For the President, a name can become an instrument by which to exert his will upon our shared reality.

By Jessica Winter

Among the many sources of inspiration that the filmmaker David Lynch acknowledged throughout his career, from Transcendental Meditation to Bob’s Big Boy chocolate milkshakes, one was a creative exercise involving what he called the “ricky board.” Twenty near-identical images or objects are neatly lined up in four rows of five, and each item, or “ricky,” is labelled with its own unique name. For example, Lynch once exhibited a photograph of a ricky-like assortment of dead flies, whose ranks included Harry, Don, Eric, and Sid.
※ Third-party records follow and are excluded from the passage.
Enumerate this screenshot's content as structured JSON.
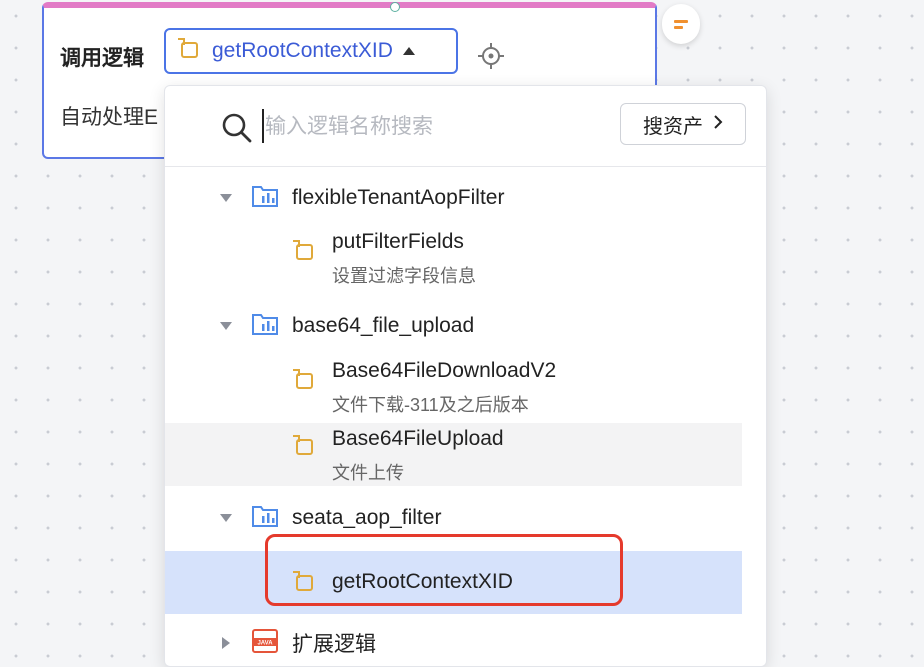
{
  "node": {
    "title": "调用逻辑",
    "subtitle": "自动处理E",
    "selected_logic": "getRootContextXID"
  },
  "search": {
    "placeholder": "输入逻辑名称搜索",
    "asset_button_label": "搜资产"
  },
  "tree": {
    "groups": [
      {
        "label": "flexibleTenantAopFilter",
        "expanded": true,
        "items": [
          {
            "label": "putFilterFields",
            "desc": "设置过滤字段信息"
          }
        ]
      },
      {
        "label": "base64_file_upload",
        "expanded": true,
        "items": [
          {
            "label": "Base64FileDownloadV2",
            "desc": "文件下载-311及之后版本"
          },
          {
            "label": "Base64FileUpload",
            "desc": "文件上传"
          }
        ]
      },
      {
        "label": "seata_aop_filter",
        "expanded": true,
        "items": [
          {
            "label": "getRootContextXID",
            "desc": ""
          }
        ]
      },
      {
        "label": "扩展逻辑",
        "expanded": false,
        "icon": "java-icon",
        "items": []
      }
    ]
  },
  "colors": {
    "accent": "#4b74e6",
    "node_top_border": "#e27bc6",
    "selected_row": "#d6e2fb",
    "highlight_box": "#e53a2c",
    "logic_icon": "#e0a93a"
  }
}
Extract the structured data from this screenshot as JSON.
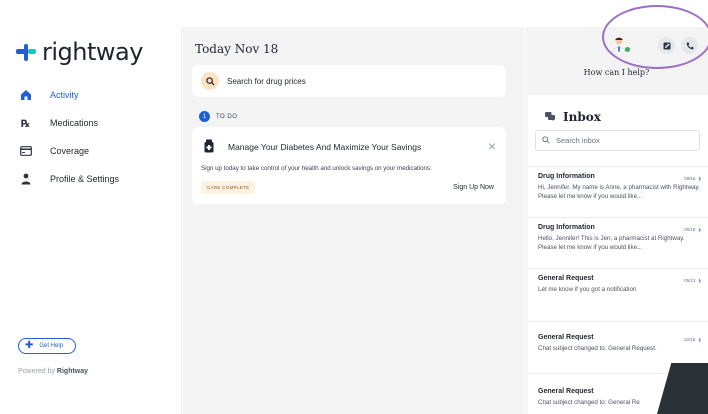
{
  "app": {
    "logo_text": "rightway",
    "powered_prefix": "Powered by",
    "powered_brand": "Rightway",
    "colors": {
      "brand_blue": "#1f5fd6",
      "brand_teal": "#16c5c0",
      "accent_highlight": "#9b6fc4"
    }
  },
  "sidebar": {
    "items": [
      {
        "label": "Activity",
        "icon": "home-icon",
        "active": true
      },
      {
        "label": "Medications",
        "icon": "rx-icon",
        "active": false
      },
      {
        "label": "Coverage",
        "icon": "card-icon",
        "active": false
      },
      {
        "label": "Profile & Settings",
        "icon": "person-icon",
        "active": false
      }
    ],
    "get_help_label": "Get Help"
  },
  "main": {
    "date_title": "Today Nov 18",
    "search_label": "Search for drug prices",
    "todo_count": "1",
    "todo_label": "TO DO",
    "task": {
      "title": "Manage Your Diabetes And Maximize Your Savings",
      "description": "Sign up today to take control of your health and unlock savings on your medications.",
      "badge": "CARE COMPLETE",
      "cta": "Sign Up Now"
    }
  },
  "right": {
    "how_help": "How can I help?",
    "inbox_title": "Inbox",
    "inbox_search_placeholder": "Search inbox",
    "messages": [
      {
        "title": "Drug Information",
        "date": "09/16",
        "body": "Hi, Jennifer. My name is Anne, a pharmacist with Rightway. Please let me know if you would like..."
      },
      {
        "title": "Drug Information",
        "date": "06/18",
        "body": "Hello, Jennifer! This is Jen, a pharmacist at Rightway. Please let me know if you would like..."
      },
      {
        "title": "General Request",
        "date": "05/13",
        "body": "Let me know if you got a notification"
      },
      {
        "title": "General Request",
        "date": "02/15",
        "body": "Chat subject changed to: General Request."
      },
      {
        "title": "General Request",
        "date": "",
        "body": "Chat subject changed to: General Re"
      }
    ]
  }
}
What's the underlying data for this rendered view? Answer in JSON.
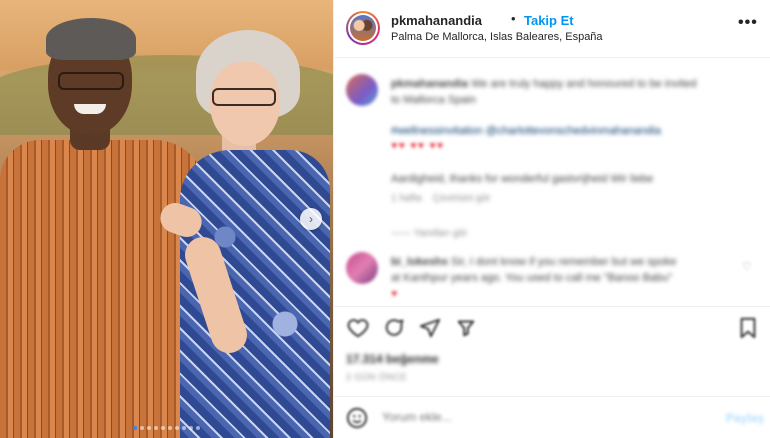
{
  "header": {
    "username": "pkmahanandia",
    "separator": "•",
    "follow_label": "Takip Et",
    "location": "Palma De Mallorca, Islas Baleares, España",
    "more_icon": "more-options-icon"
  },
  "caption": {
    "author": "pkmahanandia",
    "line1": "We are truly happy and honoured to be invited",
    "line2": "to Mallorca Spain",
    "mentions": "#wellnessinvitation @charlottevonschedvinmahanandia",
    "hearts": "♥♥ ♥♥ ♥♥",
    "line3": "Aardigheid, thanks for wonderful gastvrijheid Wir liebe",
    "meta_time": "1 hafta",
    "meta_translate": "Çevirisini gör"
  },
  "replies_toggle": "—— Yanıtları gör",
  "comment2": {
    "author": "bi_lokeshs",
    "line1": "Sir, I dont know if you remember but we spoke",
    "line2": "at Kanthpur years ago. You used to call me \"Banoo Babu\"",
    "hearts": "♥",
    "like_icon": "heart-outline-icon"
  },
  "actions": {
    "like_icon": "heart-outline-icon",
    "comment_icon": "comment-bubble-icon",
    "share_icon": "paper-plane-icon",
    "save_icon": "bookmark-icon"
  },
  "likes": "17.314 beğenme",
  "date": "2 GÜN ÖNCE",
  "add_comment": {
    "emoji_icon": "emoji-smiley-icon",
    "placeholder": "Yorum ekle...",
    "post_label": "Paylaş"
  },
  "carousel": {
    "next_icon": "chevron-right-icon",
    "next_glyph": "›",
    "slides": 10,
    "active": 1
  },
  "colors": {
    "follow": "#0095f6",
    "post_disabled": "#b2dffc",
    "carousel_active": "#3b82f6"
  }
}
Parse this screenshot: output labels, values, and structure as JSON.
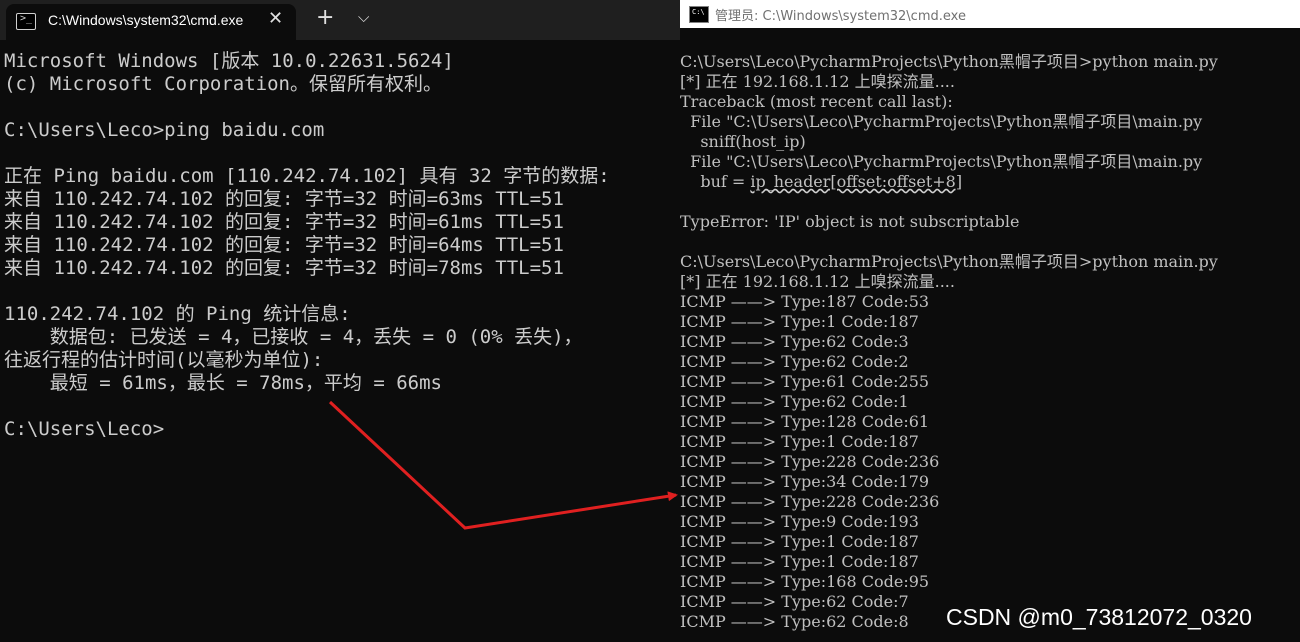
{
  "terminal": {
    "tab_title": "C:\\Windows\\system32\\cmd.exe",
    "lines": [
      "Microsoft Windows [版本 10.0.22631.5624]",
      "(c) Microsoft Corporation。保留所有权利。",
      "",
      "C:\\Users\\Leco>ping baidu.com",
      "",
      "正在 Ping baidu.com [110.242.74.102] 具有 32 字节的数据:",
      "来自 110.242.74.102 的回复: 字节=32 时间=63ms TTL=51",
      "来自 110.242.74.102 的回复: 字节=32 时间=61ms TTL=51",
      "来自 110.242.74.102 的回复: 字节=32 时间=64ms TTL=51",
      "来自 110.242.74.102 的回复: 字节=32 时间=78ms TTL=51",
      "",
      "110.242.74.102 的 Ping 统计信息:",
      "    数据包: 已发送 = 4，已接收 = 4，丢失 = 0 (0% 丢失)，",
      "往返行程的估计时间(以毫秒为单位):",
      "    最短 = 61ms，最长 = 78ms，平均 = 66ms",
      "",
      "C:\\Users\\Leco>"
    ]
  },
  "cmd": {
    "title": "管理员: C:\\Windows\\system32\\cmd.exe",
    "run1": {
      "prompt": "C:\\Users\\Leco\\PycharmProjects\\Python黑帽子项目>python main.py",
      "sniff": "[*] 正在 192.168.1.12 上嗅探流量....",
      "traceback": "Traceback (most recent call last):",
      "file1": "  File \"C:\\Users\\Leco\\PycharmProjects\\Python黑帽子项目\\main.py",
      "code1": "    sniff(host_ip)",
      "file2": "  File \"C:\\Users\\Leco\\PycharmProjects\\Python黑帽子项目\\main.py",
      "code2_prefix": "    buf = ",
      "code2_error": "ip_header[offset:offset+8]",
      "error": "TypeError: 'IP' object is not subscriptable"
    },
    "run2": {
      "prompt": "C:\\Users\\Leco\\PycharmProjects\\Python黑帽子项目>python main.py",
      "sniff": "[*] 正在 192.168.1.12 上嗅探流量....",
      "icmp": [
        "ICMP ——> Type:187 Code:53",
        "ICMP ——> Type:1 Code:187",
        "ICMP ——> Type:62 Code:3",
        "ICMP ——> Type:62 Code:2",
        "ICMP ——> Type:61 Code:255",
        "ICMP ——> Type:62 Code:1",
        "ICMP ——> Type:128 Code:61",
        "ICMP ——> Type:1 Code:187",
        "ICMP ——> Type:228 Code:236",
        "ICMP ——> Type:34 Code:179",
        "ICMP ——> Type:228 Code:236",
        "ICMP ——> Type:9 Code:193",
        "ICMP ——> Type:1 Code:187",
        "ICMP ——> Type:1 Code:187",
        "ICMP ——> Type:168 Code:95",
        "ICMP ——> Type:62 Code:7",
        "ICMP ——> Type:62 Code:8"
      ]
    }
  },
  "watermark": "CSDN @m0_73812072_0320",
  "colors": {
    "terminal_text": "#cccccc",
    "cmd_text": "#c0c0c0",
    "arrow": "#e02020"
  },
  "icons": {
    "terminal_tab": "terminal-icon",
    "cmd_window": "cmd-icon"
  }
}
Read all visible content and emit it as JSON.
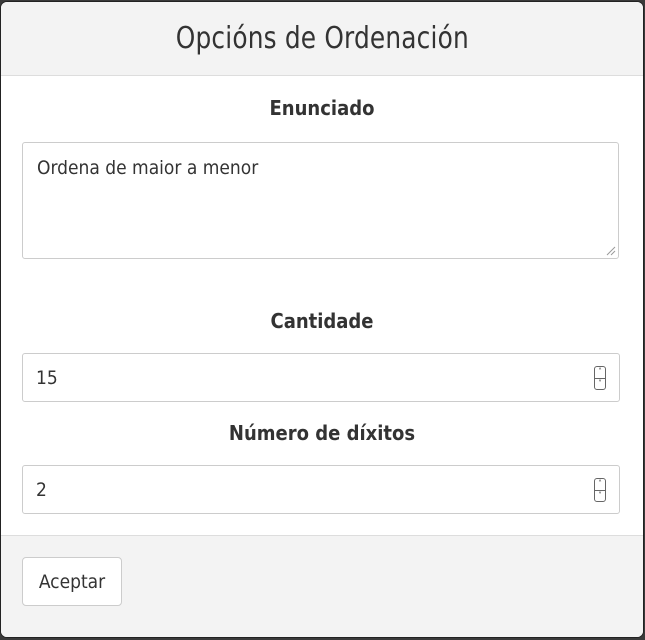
{
  "modal": {
    "title": "Opcións de Ordenación"
  },
  "fields": {
    "statement": {
      "label": "Enunciado",
      "value": "Ordena de maior a menor"
    },
    "quantity": {
      "label": "Cantidade",
      "value": "15"
    },
    "digits": {
      "label": "Número de díxitos",
      "value": "2"
    }
  },
  "footer": {
    "accept_label": "Aceptar"
  },
  "icons": {
    "spinner_up": "chevron-up-icon",
    "spinner_down": "chevron-down-icon",
    "resize": "resize-grip-icon"
  }
}
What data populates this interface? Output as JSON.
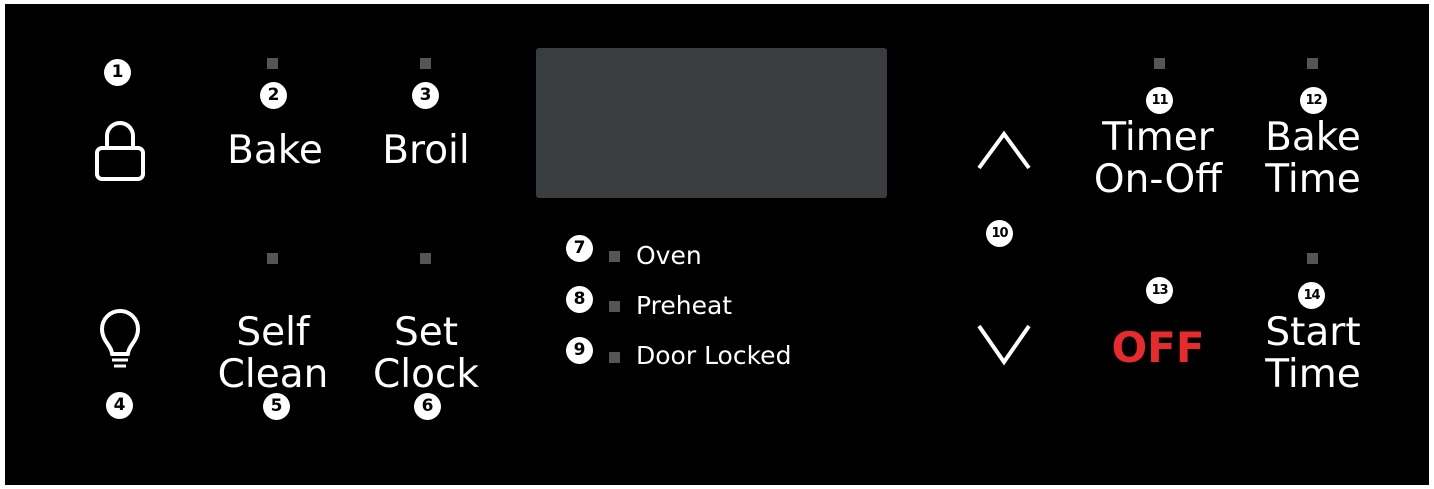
{
  "buttons": {
    "lock": {
      "number": "1",
      "icon": "lock-icon"
    },
    "bake": {
      "number": "2",
      "label": "Bake"
    },
    "broil": {
      "number": "3",
      "label": "Broil"
    },
    "light": {
      "number": "4",
      "icon": "light-bulb-icon"
    },
    "self_clean": {
      "number": "5",
      "label_line1": "Self",
      "label_line2": "Clean"
    },
    "set_clock": {
      "number": "6",
      "label_line1": "Set",
      "label_line2": "Clock"
    },
    "arrows": {
      "number": "10",
      "up_icon": "chevron-up-icon",
      "down_icon": "chevron-down-icon"
    },
    "timer": {
      "number": "11",
      "label_line1": "Timer",
      "label_line2": "On-Off"
    },
    "bake_time": {
      "number": "12",
      "label_line1": "Bake",
      "label_line2": "Time"
    },
    "off": {
      "number": "13",
      "label": "OFF",
      "color": "#e52b2b"
    },
    "start_time": {
      "number": "14",
      "label_line1": "Start",
      "label_line2": "Time"
    }
  },
  "indicators": [
    {
      "number": "7",
      "label": "Oven"
    },
    {
      "number": "8",
      "label": "Preheat"
    },
    {
      "number": "9",
      "label": "Door Locked"
    }
  ],
  "colors": {
    "panel": "#000000",
    "display": "#3a3d40",
    "led": "#555555",
    "off": "#e52b2b"
  }
}
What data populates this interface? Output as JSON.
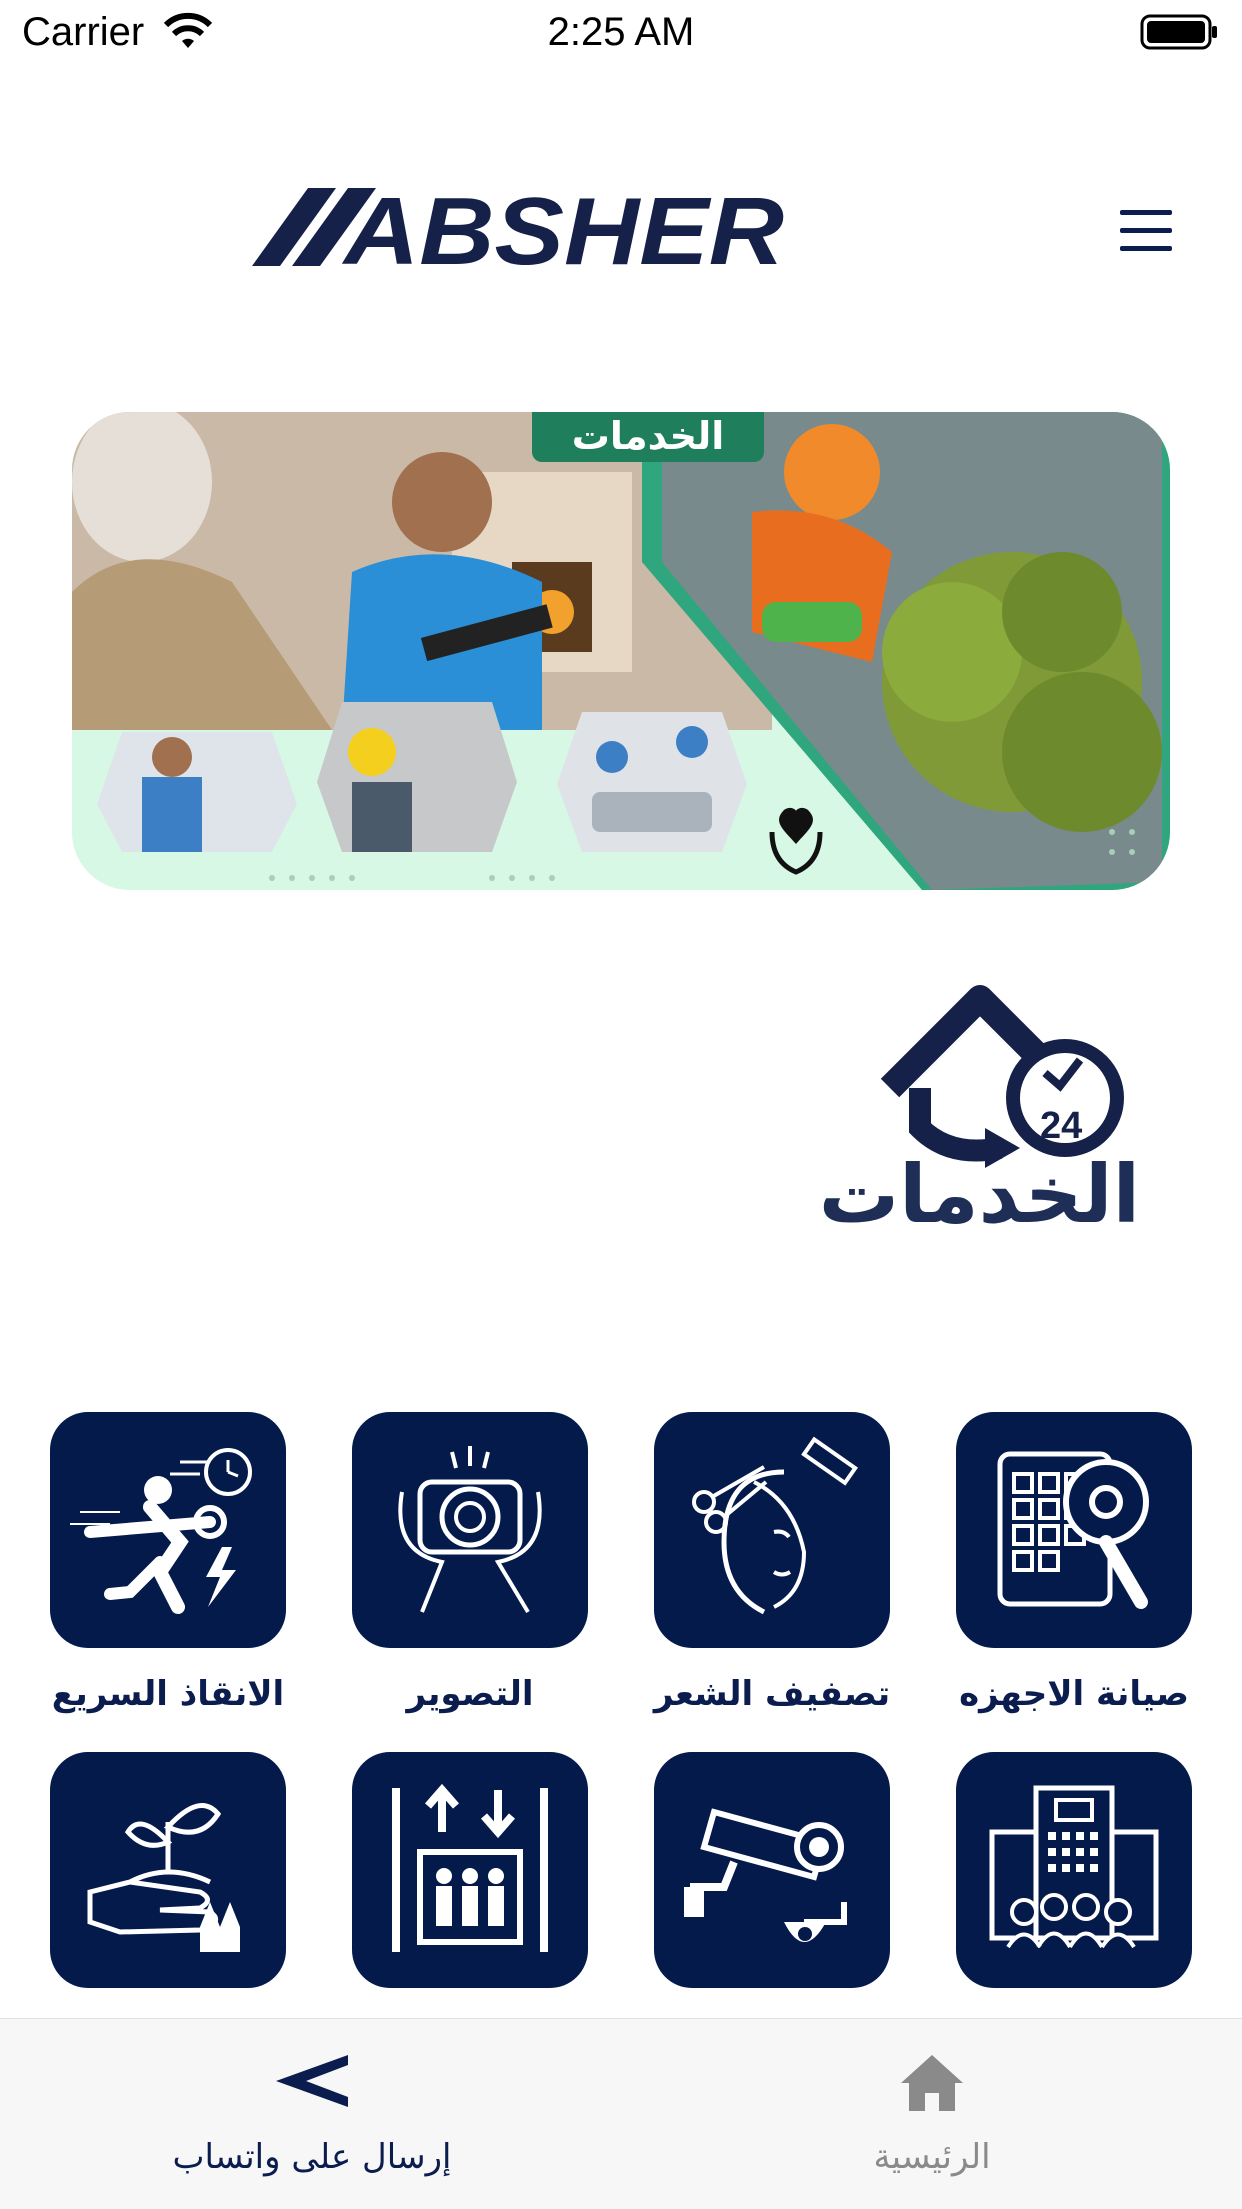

And, for a spell in the nineteen-eighties, Lynch kept a proto-ricky group of identical Woody Woodpecker dolls in his office, named Chucko, Buster, Pete, Bob, and Dan. “They were my dear friends for a while but certain traits started coming out and they became not so nice,” Lynch later said of the woodpeckers, adding, “They are not in my life anymore.”

Lynch, who died earlier this month, promised that ricky-makers “will be amazed at the different personalities that emerge depending on the names you give.” He summarized the instructions for the ricky board in a short poem, which concludes, “It isn’t tricky / Just name each ricky / Even though they’re all the same / The change comes from the name.”